Non è da tanto che Sarah Beth Tomberlin vive a New York, eppure sembra che ci stia da sempre. L’artista, che si esibisce col nome d’arte Tomberlin, ha una Honda Civic che lascia parcheggiata vicino al suo appartamento a Brooklyn. Preferisce girare il quartiere a piedi, facendosi 15 o anche 20 chilometri al giorno con la musica in cuffia.
«Sono super soddisfatta», dice la cantautrice, 26 anni, nata in Florida e cresciuta tra Kentucky e Illinois. «Il che è assurdo, abitare qui non era nei miei piani».
Per Tomberlin ci sono state un sacco di prime volte a New York. Ha suonato uno dei primi concerti all’Union Pool di Brooklyn, era agosto 2018 e festeggiava l’uscita del suo debutto At Weddings. Quando aveva 19 anni ha bevuto per la prima volta qualcosa di alcolico (non le avevano chiesto i documenti), una birra IPA amara («È disgustosa», ha detto agli amici, «siete tutti dei disturbati!»). Ed è qui, in una caffetteria di Williamsburg, impegnata nella sua prima intervista di persona, fissata per parlare del nuovo album I Don’t Know Who Needs to Hear This…
Ha l’aspetto di una giovane Rickie Lee Jones, ma in versione anni ’90, con capelli lunghi color caramello fissati con una spilla e la felpa col cappuccio sotto la giacca di jeans. È timida di natura – conseguenza, forse, dell’aver compiuto gli studi a casa, in una famiglia battista – ma nel corso della conversazione rivela un senso dell’umorismo pungente.

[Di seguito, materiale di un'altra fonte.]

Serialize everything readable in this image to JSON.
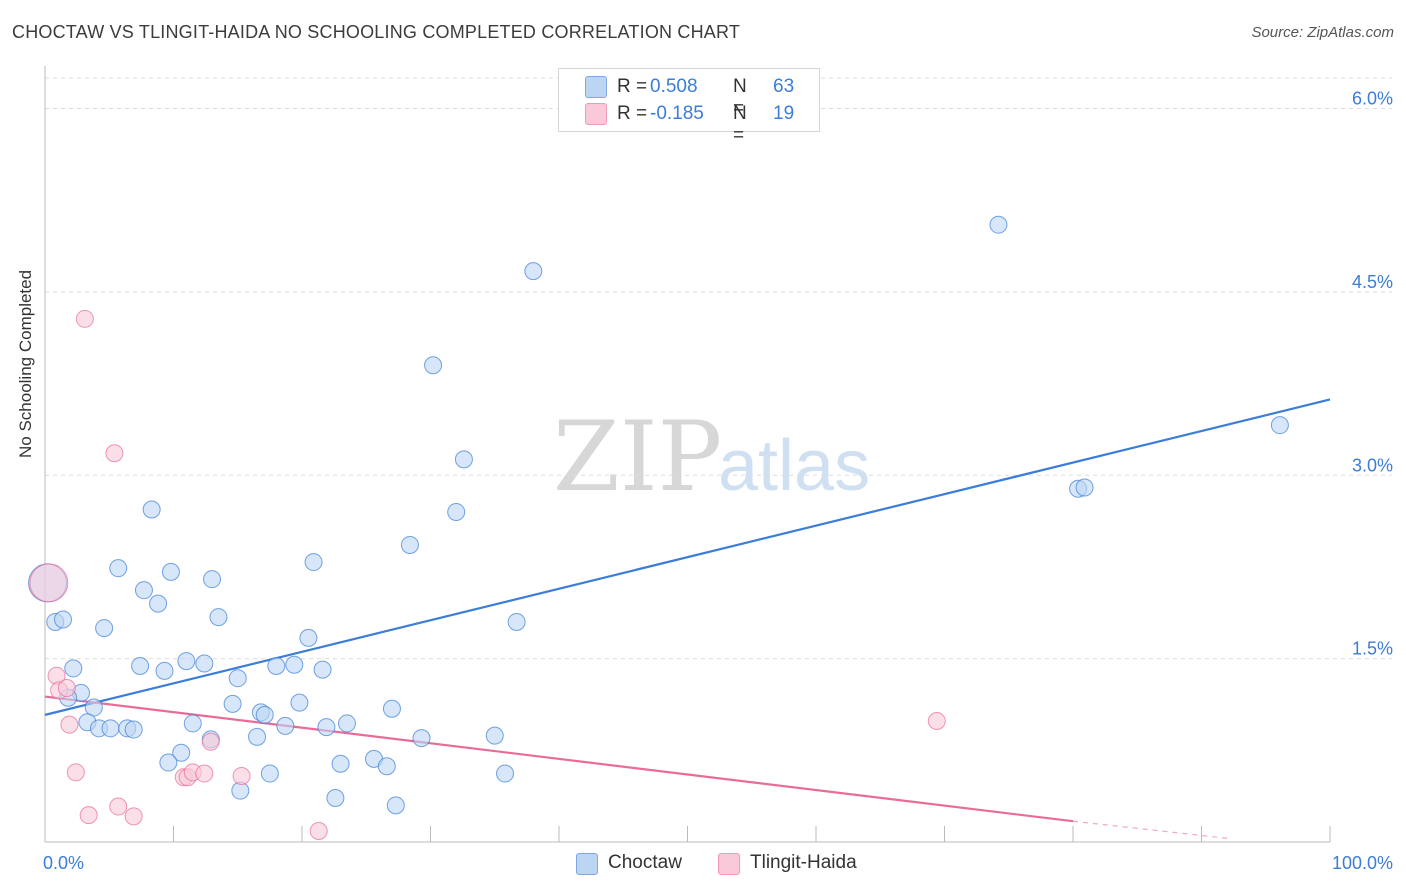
{
  "header": {
    "title": "CHOCTAW VS TLINGIT-HAIDA NO SCHOOLING COMPLETED CORRELATION CHART",
    "source": "Source: ZipAtlas.com"
  },
  "legend": {
    "rows": [
      {
        "r_label": "R = ",
        "r_value": "0.508",
        "n_label": "N = ",
        "n_value": "63",
        "color": "#9cc3ee"
      },
      {
        "r_label": "R = ",
        "r_value": "-0.185",
        "n_label": "N = ",
        "n_value": "19",
        "color": "#f5b2c8"
      }
    ]
  },
  "bottom_legend": [
    {
      "label": "Choctaw",
      "color": "#9cc3ee"
    },
    {
      "label": "Tlingit-Haida",
      "color": "#f5b2c8"
    }
  ],
  "watermark": {
    "zip": "ZIP",
    "atlas": "atlas"
  },
  "chart_data": {
    "type": "scatter",
    "title": "CHOCTAW VS TLINGIT-HAIDA NO SCHOOLING COMPLETED CORRELATION CHART",
    "xlabel": "",
    "ylabel": "No Schooling Completed",
    "xlim": [
      0,
      100
    ],
    "ylim": [
      0,
      6.25
    ],
    "x_tick_labels": [
      {
        "value": 0,
        "label": "0.0%"
      },
      {
        "value": 100,
        "label": "100.0%"
      }
    ],
    "y_tick_labels": [
      {
        "value": 1.5,
        "label": "1.5%"
      },
      {
        "value": 3.0,
        "label": "3.0%"
      },
      {
        "value": 4.5,
        "label": "4.5%"
      },
      {
        "value": 6.0,
        "label": "6.0%"
      }
    ],
    "grid": "horizontal dashed",
    "legend_position": "top-center",
    "series": [
      {
        "name": "Choctaw",
        "color": "#3b7dd8",
        "fill": "#bcd5f3",
        "points": [
          [
            0.2,
            2.12
          ],
          [
            0.8,
            1.8
          ],
          [
            1.4,
            1.82
          ],
          [
            2.2,
            1.42
          ],
          [
            2.8,
            1.22
          ],
          [
            1.8,
            1.18
          ],
          [
            3.8,
            1.1
          ],
          [
            3.3,
            0.98
          ],
          [
            4.2,
            0.93
          ],
          [
            5.1,
            0.93
          ],
          [
            6.4,
            0.93
          ],
          [
            6.9,
            0.92
          ],
          [
            4.6,
            1.75
          ],
          [
            5.7,
            2.24
          ],
          [
            7.7,
            2.06
          ],
          [
            8.3,
            2.72
          ],
          [
            8.8,
            1.95
          ],
          [
            7.4,
            1.44
          ],
          [
            9.8,
            2.21
          ],
          [
            9.3,
            1.4
          ],
          [
            11.0,
            1.48
          ],
          [
            12.4,
            1.46
          ],
          [
            13.5,
            1.84
          ],
          [
            13.0,
            2.15
          ],
          [
            11.5,
            0.97
          ],
          [
            10.6,
            0.73
          ],
          [
            9.6,
            0.65
          ],
          [
            12.9,
            0.84
          ],
          [
            15.0,
            1.34
          ],
          [
            14.6,
            1.13
          ],
          [
            16.5,
            0.86
          ],
          [
            16.8,
            1.06
          ],
          [
            17.1,
            1.04
          ],
          [
            17.5,
            0.56
          ],
          [
            18.0,
            1.44
          ],
          [
            18.7,
            0.95
          ],
          [
            19.4,
            1.45
          ],
          [
            19.8,
            1.14
          ],
          [
            20.5,
            1.67
          ],
          [
            20.9,
            2.29
          ],
          [
            21.6,
            1.41
          ],
          [
            21.9,
            0.94
          ],
          [
            22.6,
            0.36
          ],
          [
            23.0,
            0.64
          ],
          [
            23.5,
            0.97
          ],
          [
            25.6,
            0.68
          ],
          [
            26.6,
            0.62
          ],
          [
            27.0,
            1.09
          ],
          [
            27.3,
            0.3
          ],
          [
            28.4,
            2.43
          ],
          [
            29.3,
            0.85
          ],
          [
            30.2,
            3.9
          ],
          [
            32.0,
            2.7
          ],
          [
            32.6,
            3.13
          ],
          [
            35.0,
            0.87
          ],
          [
            35.8,
            0.56
          ],
          [
            36.7,
            1.8
          ],
          [
            38.0,
            4.67
          ],
          [
            15.2,
            0.42
          ],
          [
            74.2,
            5.05
          ],
          [
            80.4,
            2.89
          ],
          [
            80.9,
            2.9
          ],
          [
            96.1,
            3.41
          ]
        ],
        "trend": {
          "x": [
            0,
            100
          ],
          "y": [
            1.04,
            3.62
          ]
        }
      },
      {
        "name": "Tlingit-Haida",
        "color": "#e86b98",
        "fill": "#f9c9d9",
        "points": [
          [
            0.3,
            2.12
          ],
          [
            0.9,
            1.36
          ],
          [
            1.1,
            1.24
          ],
          [
            1.7,
            1.26
          ],
          [
            1.9,
            0.96
          ],
          [
            2.4,
            0.57
          ],
          [
            3.4,
            0.22
          ],
          [
            3.1,
            4.28
          ],
          [
            5.4,
            3.18
          ],
          [
            5.7,
            0.29
          ],
          [
            6.9,
            0.21
          ],
          [
            10.8,
            0.53
          ],
          [
            11.1,
            0.53
          ],
          [
            11.5,
            0.57
          ],
          [
            12.4,
            0.56
          ],
          [
            12.9,
            0.82
          ],
          [
            15.3,
            0.54
          ],
          [
            21.3,
            0.09
          ],
          [
            69.4,
            0.99
          ]
        ],
        "trend": {
          "x": [
            0,
            80
          ],
          "y": [
            1.19,
            0.17
          ]
        },
        "trend_dashed": {
          "x": [
            80,
            92
          ],
          "y": [
            0.17,
            0.03
          ]
        }
      }
    ]
  }
}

I Don’t Know Who Needs to Hear This… è un disco di riflessioni sentimentali, una raccolta di canzoni folk con strumentazione densa e arrangiamenti che portano i pezzi oltre i cinque minuti di durata. Quello che apre l’album, Easy, arriva a sei. Accompagnata da piano e clarinetto, nel testo Tomberlin descrive il ruolo che di solito assume in una relazione: “Resto sempre in silenzio / In un cantuccio / Nessun desiderio da esprimere / e nego me stessa”.

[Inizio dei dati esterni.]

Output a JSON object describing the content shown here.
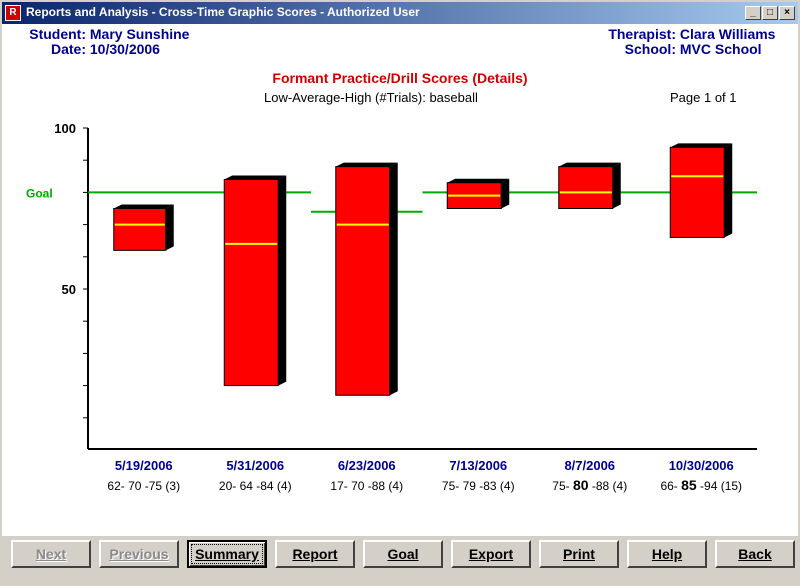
{
  "window": {
    "title": "Reports and Analysis - Cross-Time Graphic Scores - Authorized User",
    "app_icon": "R",
    "controls": {
      "minimize": "_",
      "maximize": "□",
      "close": "×"
    }
  },
  "header": {
    "student_label": "Student:",
    "student_value": "Mary Sunshine",
    "date_label": "Date:",
    "date_value": "10/30/2006",
    "therapist_label": "Therapist:",
    "therapist_value": "Clara Williams",
    "school_label": "School:",
    "school_value": "MVC School"
  },
  "report": {
    "title": "Formant Practice/Drill Scores (Details)",
    "subtitle": "Low-Average-High (#Trials): baseball",
    "page_indicator": "Page 1 of 1"
  },
  "chart_data": {
    "type": "bar",
    "subtype": "floating-range",
    "title": "Formant Practice/Drill Scores (Details)",
    "ytick_labels": [
      "100",
      "50"
    ],
    "goal_label": "Goal",
    "categories": [
      "5/19/2006",
      "5/31/2006",
      "6/23/2006",
      "7/13/2006",
      "8/7/2006",
      "10/30/2006"
    ],
    "series": [
      {
        "low": [
          62,
          20,
          17,
          75,
          75,
          66
        ],
        "average": [
          70,
          64,
          70,
          79,
          80,
          85
        ],
        "high": [
          75,
          84,
          88,
          83,
          88,
          94
        ],
        "trials": [
          3,
          4,
          4,
          4,
          4,
          15
        ]
      }
    ],
    "goal": [
      80,
      80,
      74,
      80,
      80,
      80
    ],
    "detail_labels": [
      {
        "pre": "62- 70 -75 (3)",
        "bold": "",
        "post": ""
      },
      {
        "pre": "20- 64 -84 (4)",
        "bold": "",
        "post": ""
      },
      {
        "pre": "17- 70 -88 (4)",
        "bold": "",
        "post": ""
      },
      {
        "pre": "75- 79 -83 (4)",
        "bold": "",
        "post": ""
      },
      {
        "pre": "75- ",
        "bold": "80",
        "post": " -88 (4)"
      },
      {
        "pre": "66- ",
        "bold": "85",
        "post": " -94 (15)"
      }
    ],
    "colors": {
      "bar": "#ff0000",
      "shadow": "#000000",
      "average": "#ffff00",
      "goal": "#00aa00",
      "date": "#00008b",
      "axis": "#000000"
    }
  },
  "buttons": [
    {
      "label": "Next",
      "enabled": false
    },
    {
      "label": "Previous",
      "enabled": false
    },
    {
      "label": "Summary",
      "enabled": true,
      "focused": true
    },
    {
      "label": "Report",
      "enabled": true
    },
    {
      "label": "Goal",
      "enabled": true
    },
    {
      "label": "Export",
      "enabled": true
    },
    {
      "label": "Print",
      "enabled": true
    },
    {
      "label": "Help",
      "enabled": true
    },
    {
      "label": "Back",
      "enabled": true
    }
  ]
}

«È un mio schema ricorrente», dice mentre beve un cappuccino. «Sono talmente comprensiva che finisco per annullarmi».
Questa consapevolezza torna in Tap, dove c’è un verso che in un certo senso spiega l’intero disco: “Non sono una cantante / Sono solo una persona colpevole”. Tomberlin ribalta la classica prospettiva dei cantautori, un po’ come Mitski, dove l’autore è spesso il protagonista di un pezzo. «È facile mettersi dalla parte della ragione e dire che non sei tu ad aver incasinato tutto. Gli artisti, me compresa, hanno la colpa d’incolpare gli altri. Ho sempre cercato di tenerlo a mente. Abbiamo tutti un qualche problema».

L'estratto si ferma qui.